People at work seem to think I live this perfect life. I have a great job and I almost always have a smile on my face. I go on dates with business or political guys from Atlanta and I always go to the biggest parties here. I don’t know why they seem to think this, it’s really beyond me.

I was born in Savannah, in the middle of a hurricane. I was almost named Bertha, after the hurricane, as disappointing as that may sound until a nurse talked my mother out of it. I never met that nurse but I would love to give her a hug and thank her for saving me from a life of misery with a name like that. Instead, I was named Savannah Georgia Shiver on July 24, 1977. My parents had a great sense of humor since my brother was named Dallas Texas Shiver.

I had a fairly normal life until the Spring of 1987 when we went on vacation to Florida. We were driving down Interstate 95, on our way to Orlando, when we were involved in a major wreck with two semi-trucks. My parents and brother were killed instantly and I was the only one that survived. I was in a coma for two weeks but finally came to with no real damage except for a broken leg and a broken collar bone.

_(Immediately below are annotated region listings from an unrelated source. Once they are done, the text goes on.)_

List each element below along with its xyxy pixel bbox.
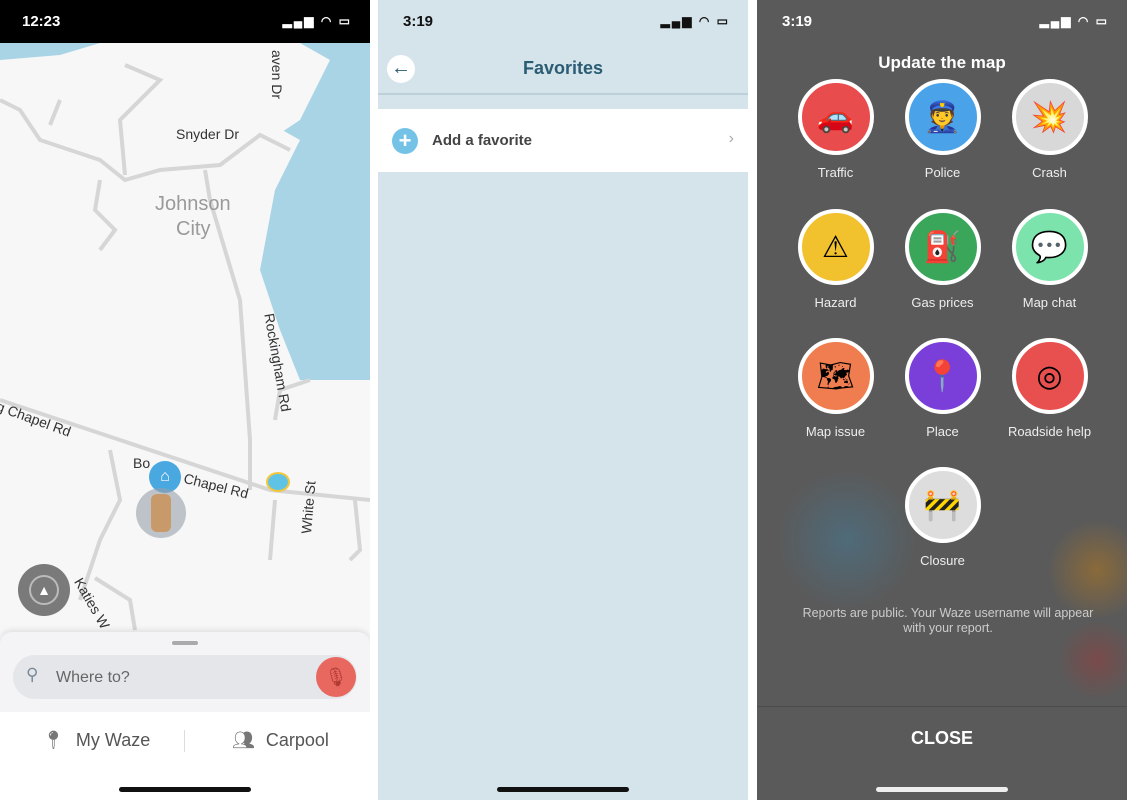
signal-wifi-battery-icon: ▂▄▆ ◠ ▭ [660, 14, 730, 28]
map-screen: 12:23 ▂▄▆ ◠ ▭ aven Dr Snyder Dr Johnson … [0, 0, 370, 800]
add-favorite-row[interactable]: + Add a favorite › [378, 109, 748, 172]
barrier-icon: 🚧 [904, 467, 981, 543]
footer-divider [757, 706, 1127, 707]
favorites-screen: 3:19 ▂▄▆ ◠ ▭ ← Favorites + Add a favorit… [378, 0, 748, 800]
status-time: 3:19 [782, 13, 813, 30]
report-option-label: Roadside help [1007, 424, 1092, 439]
home-indicator [119, 787, 251, 792]
carpool-button[interactable]: 👥︎ Carpool [232, 730, 329, 751]
map-issue-icon: 🗺 [797, 338, 874, 414]
report-option-traffic[interactable]: 🚗 Traffic [782, 79, 889, 180]
report-option-hazard[interactable]: ⚠ Hazard [782, 209, 889, 310]
report-option-label: Traffic [817, 165, 854, 180]
report-option-police[interactable]: 👮 Police [889, 79, 996, 180]
nav-divider [184, 730, 185, 752]
report-option-label: Crash [1032, 165, 1067, 180]
add-favorite-label: Add a favorite [432, 132, 533, 149]
gas-pump-icon: ⛽ [904, 209, 981, 285]
search-icon: ⚲ [26, 665, 39, 684]
report-option-label: Police [924, 165, 961, 180]
people-icon: 👥︎ [232, 730, 255, 750]
status-bar: 12:23 ▂▄▆ ◠ ▭ [0, 0, 370, 43]
microphone-button[interactable]: 🎙︎ [316, 657, 356, 697]
header-divider [378, 93, 748, 95]
drag-handle[interactable] [172, 641, 198, 645]
home-indicator [497, 787, 629, 792]
report-option-crash[interactable]: 💥 Crash [996, 79, 1103, 180]
report-option-label: Hazard [814, 295, 857, 310]
report-option-roadside-help[interactable]: ◎ Roadside help [996, 338, 1103, 439]
report-option-closure[interactable]: 🚧 Closure [889, 467, 996, 568]
home-indicator [876, 787, 1008, 792]
chat-bubble-icon: 💬 [1011, 209, 1088, 285]
report-option-map-issue[interactable]: 🗺 Map issue [782, 338, 889, 439]
bottom-sheet: ⚲ Where to? 🎙︎ 📍︎ My Waze 👥︎ Carpool [0, 632, 370, 800]
page-title: Update the map [878, 53, 1006, 72]
police-icon: 👮 [904, 79, 981, 155]
report-option-gas-prices[interactable]: ⛽ Gas prices [889, 209, 996, 310]
map-label-city: Johnson [155, 193, 231, 215]
page-title: Favorites [522, 58, 604, 78]
report-option-label: Map chat [1022, 295, 1077, 310]
traffic-icon: 🚗 [797, 79, 874, 155]
navigation-arrow-icon: ▲ [29, 575, 59, 605]
place-pin-icon: 📍 [904, 338, 981, 414]
report-option-place[interactable]: 📍 Place [889, 338, 996, 439]
report-screen: 3:19 ▂▄▆ ◠ ▭ Update the map 🚗 Traffic 👮 Pol… [757, 0, 1127, 800]
chevron-right-icon: › [728, 130, 734, 147]
location-pin-icon: 📍︎ [42, 730, 65, 750]
report-option-label: Gas prices [911, 295, 974, 310]
lifebuoy-icon: ◎ [1011, 338, 1088, 414]
bottom-nav: 📍︎ My Waze 👥︎ Carpool [0, 712, 370, 800]
close-button[interactable]: CLOSE [757, 728, 1127, 749]
my-waze-button[interactable]: 📍︎ My Waze [42, 730, 150, 751]
status-bar: 3:19 ▂▄▆ ◠ ▭ [378, 0, 748, 43]
status-bar: 3:19 ▂▄▆ ◠ ▭ [757, 0, 1127, 43]
search-placeholder: Where to? [56, 669, 130, 686]
map-label-snyder-dr: Snyder Dr [176, 126, 240, 142]
report-option-label: Closure [920, 553, 965, 568]
car-location-icon [136, 488, 186, 538]
wazer-icon[interactable] [266, 472, 290, 492]
map-label-city-2: City [176, 218, 211, 240]
hazard-icon: ⚠ [797, 209, 874, 285]
map-label-haven-dr: aven Dr [269, 50, 285, 100]
map-label-bo: Bo [133, 455, 151, 471]
my-waze-label: My Waze [75, 730, 151, 750]
report-option-label: Map issue [805, 424, 866, 439]
signal-wifi-battery-icon: ▂▄▆ ◠ ▭ [1039, 14, 1109, 28]
status-time: 12:23 [22, 13, 61, 30]
disclaimer: Reports are public. Your Waze username w… [802, 606, 1094, 635]
report-option-map-chat[interactable]: 💬 Map chat [996, 209, 1103, 310]
carpool-label: Carpool [265, 730, 329, 750]
recenter-button[interactable]: ▲ [18, 564, 70, 616]
search-input[interactable]: ⚲ Where to? 🎙︎ [13, 655, 357, 699]
status-time: 3:19 [403, 13, 434, 30]
report-option-label: Place [926, 424, 959, 439]
crash-icon: 💥 [1011, 79, 1088, 155]
signal-wifi-battery-icon: ▂▄▆ ◠ ▭ [282, 14, 352, 28]
plus-icon: + [392, 128, 418, 154]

After the accident, I pushed myself away from society, becoming home schooled by my Grandmother, my father’s mother. I was depressed, always visiting a psychologist twice a week. After finishing high school through tutoring, I went on to New York City to NYU and the rest is history. My grandmother died six years ago, just as I was finishing up my college career. With her dying, I had no real family left, so I’m almost alone.

Except for my daughter.

I have a five year old daughter named Nichole, after my mother. She is my everything. My life revolves around her and work. That’s why I don’t really care for Diana’s blind dates. They have nothing to offer me, that I want or don’t already have. I have money because I have a good job. I have a daughter that I love unconditionally and I have a great, three bedroom apartment in a little suburb in Atlanta. We have our little family and we don’t need a man to come in and screw things up. I don’t want to fall in love because every time I love someone, I loose them – except for Nichole. She’s mine and nobody can ever take that away.